Can we stop letting stuff like this slide? Can we stop giving indie authors a bad reputation? Can we stop wasting everyone’s time?
To anyone concerned: stay away from this series.
And if this rant somehow gets shadow banned for swearing or whatever, so be it, I stand by what I said. Especially my frustrated cursing. Consider it a moral right :)
This book was okay. I didn't get into it tbh. I don't even know why. I feel like they jumped into bed too quickly. A lot was told and not shown. The book felt simultaneously way too short and the right size (I didn't want to read more of it). I also reeeaallly dislike only one pov. We got Luca's pov and he was very meh. Nothing special, I didn't warm up him. Lucas and Ryn feel like strangers, not to each other but to me. I don't even know how to describe it. I bought it, hoping it was a silly, goofy story, it had some moments but overall it wasn't. I love the cover though and absolutely don't regret reading it! It's not bad at all, just not what I wanted I guess.

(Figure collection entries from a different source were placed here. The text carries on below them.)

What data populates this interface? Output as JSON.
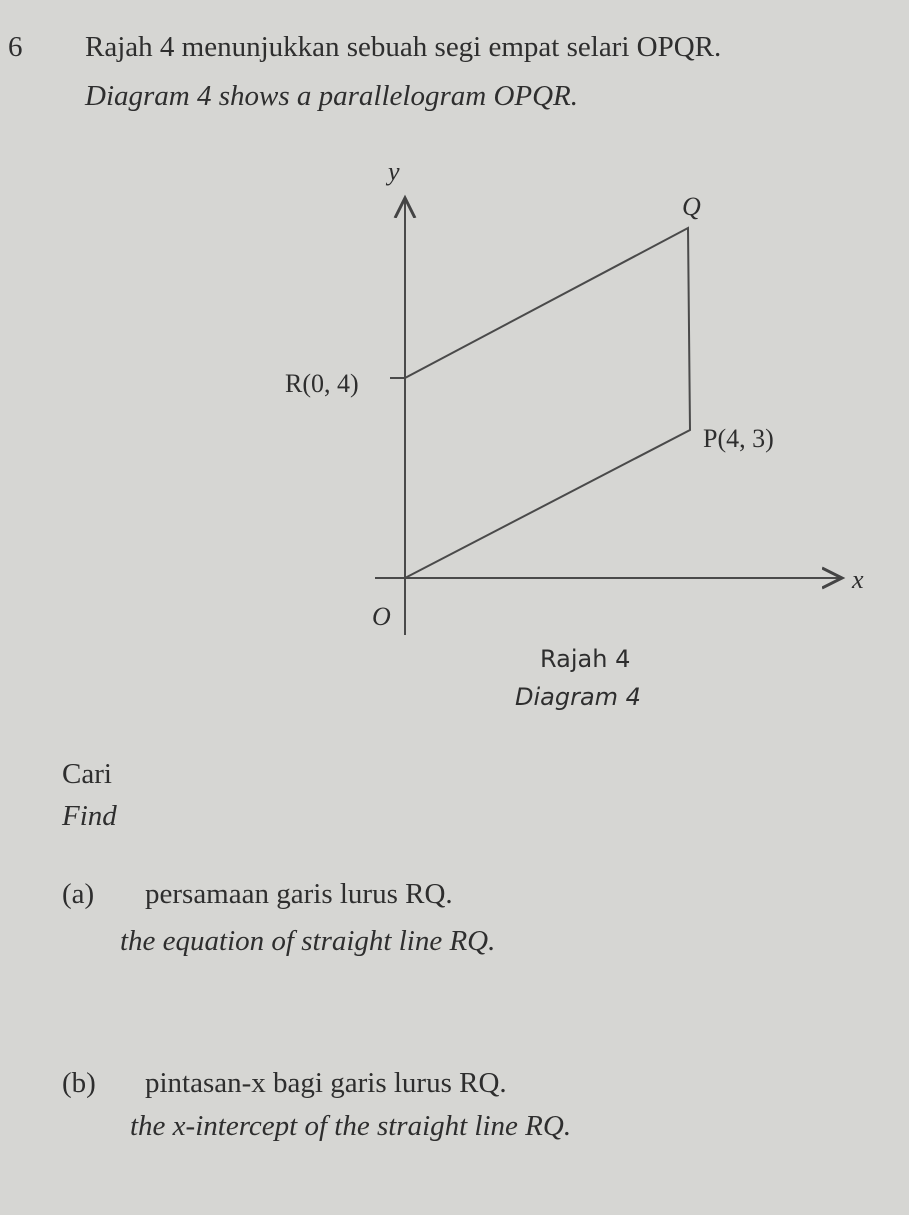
{
  "question": {
    "number": "6",
    "intro_ms": "Rajah 4 menunjukkan sebuah segi empat selari OPQR.",
    "intro_en": "Diagram 4 shows a parallelogram OPQR."
  },
  "diagram": {
    "y_axis": "y",
    "x_axis": "x",
    "origin": "O",
    "point_q": "Q",
    "point_r": "R(0, 4)",
    "point_p": "P(4, 3)",
    "caption_ms": "Rajah 4",
    "caption_en": "Diagram 4"
  },
  "instruction": {
    "ms": "Cari",
    "en": "Find"
  },
  "parts": [
    {
      "label": "(a)",
      "ms": "persamaan garis lurus RQ.",
      "en": "the equation of straight line RQ."
    },
    {
      "label": "(b)",
      "ms": "pintasan-x bagi garis lurus RQ.",
      "en": "the x-intercept of the straight line RQ."
    }
  ]
}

dnf 28% Literally nothing is wrong with this. I started reading it because my friend showed me the cute cover but I just don't feel like reading it. But it's cute and they are having wing sex so if that's your thing go read it!!!
Unfortunately this author writes with AI. I got partway through and got suspicious and looked it up to find out a bunch of people were talking about it. I started reading because I liked the concept. But the writing is extremely repetitive and flat. Give actual authors a chance and skip this!
I may not know a lot about how marketing firms work, but I don't think an office manager like Lucas would be part of client meetings, and as an office temp, Ryn wouldn't be there either. I also found it odd that Ryn could exist on Earth without fundamentally changing his nature but that Lucas had to do so in order to live in the Fairy realm although it was cool that he got wings of his own.
This book was comical and endearing. I loved the characters. Some of the writing could be a little repetitive, but it wasn't so much that I didn't still absolutely love the story.